The diagnosis was difficult for the brothers and their parents to deal with initially. No one else in their family had been diagnosed with the disease even though it is genetic. The condition had been latent in their family until the brothers’ diagnoses.

After things began to settle down, Kenneth and Eugene found themselves surrounded by support from their friends and family. Kenneth said his and Eugene’s friends from ODAC and the SAF often came to visit them, just to hang out and walk with them. And Eugene says his girlfriend Tan has been a pillar of support for him. 

“I don’t think the disease changes the person he is fundamentally, so to me, it’s not much of a difference,” says Tan.

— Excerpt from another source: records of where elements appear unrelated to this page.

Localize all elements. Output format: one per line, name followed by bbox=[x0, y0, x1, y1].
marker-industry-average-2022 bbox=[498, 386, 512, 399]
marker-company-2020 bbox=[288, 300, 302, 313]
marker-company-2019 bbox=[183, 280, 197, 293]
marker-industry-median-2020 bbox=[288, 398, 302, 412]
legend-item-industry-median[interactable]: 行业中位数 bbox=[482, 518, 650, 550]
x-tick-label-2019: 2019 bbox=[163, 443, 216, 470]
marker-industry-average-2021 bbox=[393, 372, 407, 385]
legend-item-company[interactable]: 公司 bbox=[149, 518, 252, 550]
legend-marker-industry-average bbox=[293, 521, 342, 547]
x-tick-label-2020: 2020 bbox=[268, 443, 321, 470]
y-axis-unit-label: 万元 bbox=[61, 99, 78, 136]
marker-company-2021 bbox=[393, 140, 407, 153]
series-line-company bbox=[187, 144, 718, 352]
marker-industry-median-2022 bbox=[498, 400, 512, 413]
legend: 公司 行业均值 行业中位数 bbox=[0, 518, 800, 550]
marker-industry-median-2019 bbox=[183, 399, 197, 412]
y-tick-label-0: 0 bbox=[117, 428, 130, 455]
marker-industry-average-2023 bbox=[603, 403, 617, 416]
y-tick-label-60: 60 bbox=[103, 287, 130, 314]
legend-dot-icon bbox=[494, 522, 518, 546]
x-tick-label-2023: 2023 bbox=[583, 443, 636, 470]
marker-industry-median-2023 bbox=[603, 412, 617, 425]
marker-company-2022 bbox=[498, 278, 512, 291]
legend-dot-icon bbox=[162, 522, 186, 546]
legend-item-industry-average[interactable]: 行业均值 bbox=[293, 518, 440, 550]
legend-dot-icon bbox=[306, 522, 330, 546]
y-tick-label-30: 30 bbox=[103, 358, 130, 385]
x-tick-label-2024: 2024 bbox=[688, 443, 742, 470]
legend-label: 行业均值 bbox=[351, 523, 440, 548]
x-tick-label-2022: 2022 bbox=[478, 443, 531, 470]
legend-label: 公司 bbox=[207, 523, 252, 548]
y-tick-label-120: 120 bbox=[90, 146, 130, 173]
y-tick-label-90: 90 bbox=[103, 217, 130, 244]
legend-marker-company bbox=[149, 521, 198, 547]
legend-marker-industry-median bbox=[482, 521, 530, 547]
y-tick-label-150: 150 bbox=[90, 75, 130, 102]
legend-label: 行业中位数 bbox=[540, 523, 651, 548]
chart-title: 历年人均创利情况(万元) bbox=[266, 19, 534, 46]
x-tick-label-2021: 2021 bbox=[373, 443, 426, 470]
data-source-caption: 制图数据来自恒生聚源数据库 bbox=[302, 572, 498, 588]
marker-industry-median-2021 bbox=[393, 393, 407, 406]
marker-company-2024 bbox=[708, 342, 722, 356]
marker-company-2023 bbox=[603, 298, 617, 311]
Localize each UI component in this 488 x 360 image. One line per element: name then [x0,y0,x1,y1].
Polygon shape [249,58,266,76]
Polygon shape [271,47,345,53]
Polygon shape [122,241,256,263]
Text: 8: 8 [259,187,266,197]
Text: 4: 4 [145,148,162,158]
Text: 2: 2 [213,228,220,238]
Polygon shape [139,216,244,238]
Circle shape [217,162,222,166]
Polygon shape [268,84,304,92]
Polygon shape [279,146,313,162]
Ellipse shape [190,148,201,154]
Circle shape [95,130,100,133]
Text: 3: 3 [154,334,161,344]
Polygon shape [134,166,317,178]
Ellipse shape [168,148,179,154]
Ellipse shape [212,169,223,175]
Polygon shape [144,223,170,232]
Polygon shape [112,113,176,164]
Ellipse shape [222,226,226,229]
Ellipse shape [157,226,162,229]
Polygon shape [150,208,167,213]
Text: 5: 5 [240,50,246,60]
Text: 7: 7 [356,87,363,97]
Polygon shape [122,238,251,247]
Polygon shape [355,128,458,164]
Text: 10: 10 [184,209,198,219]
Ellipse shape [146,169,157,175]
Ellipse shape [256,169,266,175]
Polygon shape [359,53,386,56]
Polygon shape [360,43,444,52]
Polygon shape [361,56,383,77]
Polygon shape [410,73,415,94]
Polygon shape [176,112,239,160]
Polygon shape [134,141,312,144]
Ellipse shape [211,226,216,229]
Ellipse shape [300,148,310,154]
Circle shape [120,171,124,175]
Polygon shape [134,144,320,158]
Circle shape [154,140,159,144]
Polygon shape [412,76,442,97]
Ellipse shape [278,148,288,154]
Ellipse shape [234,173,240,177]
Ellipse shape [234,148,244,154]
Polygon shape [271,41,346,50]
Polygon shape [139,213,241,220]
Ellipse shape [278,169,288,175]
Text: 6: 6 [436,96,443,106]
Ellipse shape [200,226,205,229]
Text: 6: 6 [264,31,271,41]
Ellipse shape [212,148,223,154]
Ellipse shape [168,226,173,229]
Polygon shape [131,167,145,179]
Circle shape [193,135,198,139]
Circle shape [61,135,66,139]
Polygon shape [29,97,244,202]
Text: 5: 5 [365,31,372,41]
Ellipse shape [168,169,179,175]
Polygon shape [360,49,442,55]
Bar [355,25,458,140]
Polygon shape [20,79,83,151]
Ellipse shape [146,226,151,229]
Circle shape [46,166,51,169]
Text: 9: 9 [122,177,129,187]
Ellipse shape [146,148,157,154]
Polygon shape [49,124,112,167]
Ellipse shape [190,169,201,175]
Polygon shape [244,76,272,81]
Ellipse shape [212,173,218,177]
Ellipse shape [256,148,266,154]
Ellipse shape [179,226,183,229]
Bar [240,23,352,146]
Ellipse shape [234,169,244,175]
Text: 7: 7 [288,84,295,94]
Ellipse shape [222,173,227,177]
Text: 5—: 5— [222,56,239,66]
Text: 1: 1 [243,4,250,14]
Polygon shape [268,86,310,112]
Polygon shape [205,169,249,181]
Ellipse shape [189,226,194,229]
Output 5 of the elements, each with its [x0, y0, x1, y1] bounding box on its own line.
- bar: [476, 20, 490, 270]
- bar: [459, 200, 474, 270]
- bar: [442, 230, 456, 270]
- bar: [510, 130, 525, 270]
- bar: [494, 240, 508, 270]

The brothers have each pursued different interests post diagnosis. Kenneth has rediscovered his love for art, while Eugene is applying for a Masters in Physiotherapy. And together they have begun physical training of a different kind: “Doctors that we consulted recommended physiotherapy to slow down the chances of any further degradation of our legs,” explains Kenneth. So the brothers started a Facebook page titled Mountain Tortoise where they document their training progress.

Kenneth says that throughout this journey he and Eugene have developed an even deeper bond. “I understand him a lot better, and he understands me a lot better.” Clearly, this is a path the brothers are taking together, and supporting one another along the way.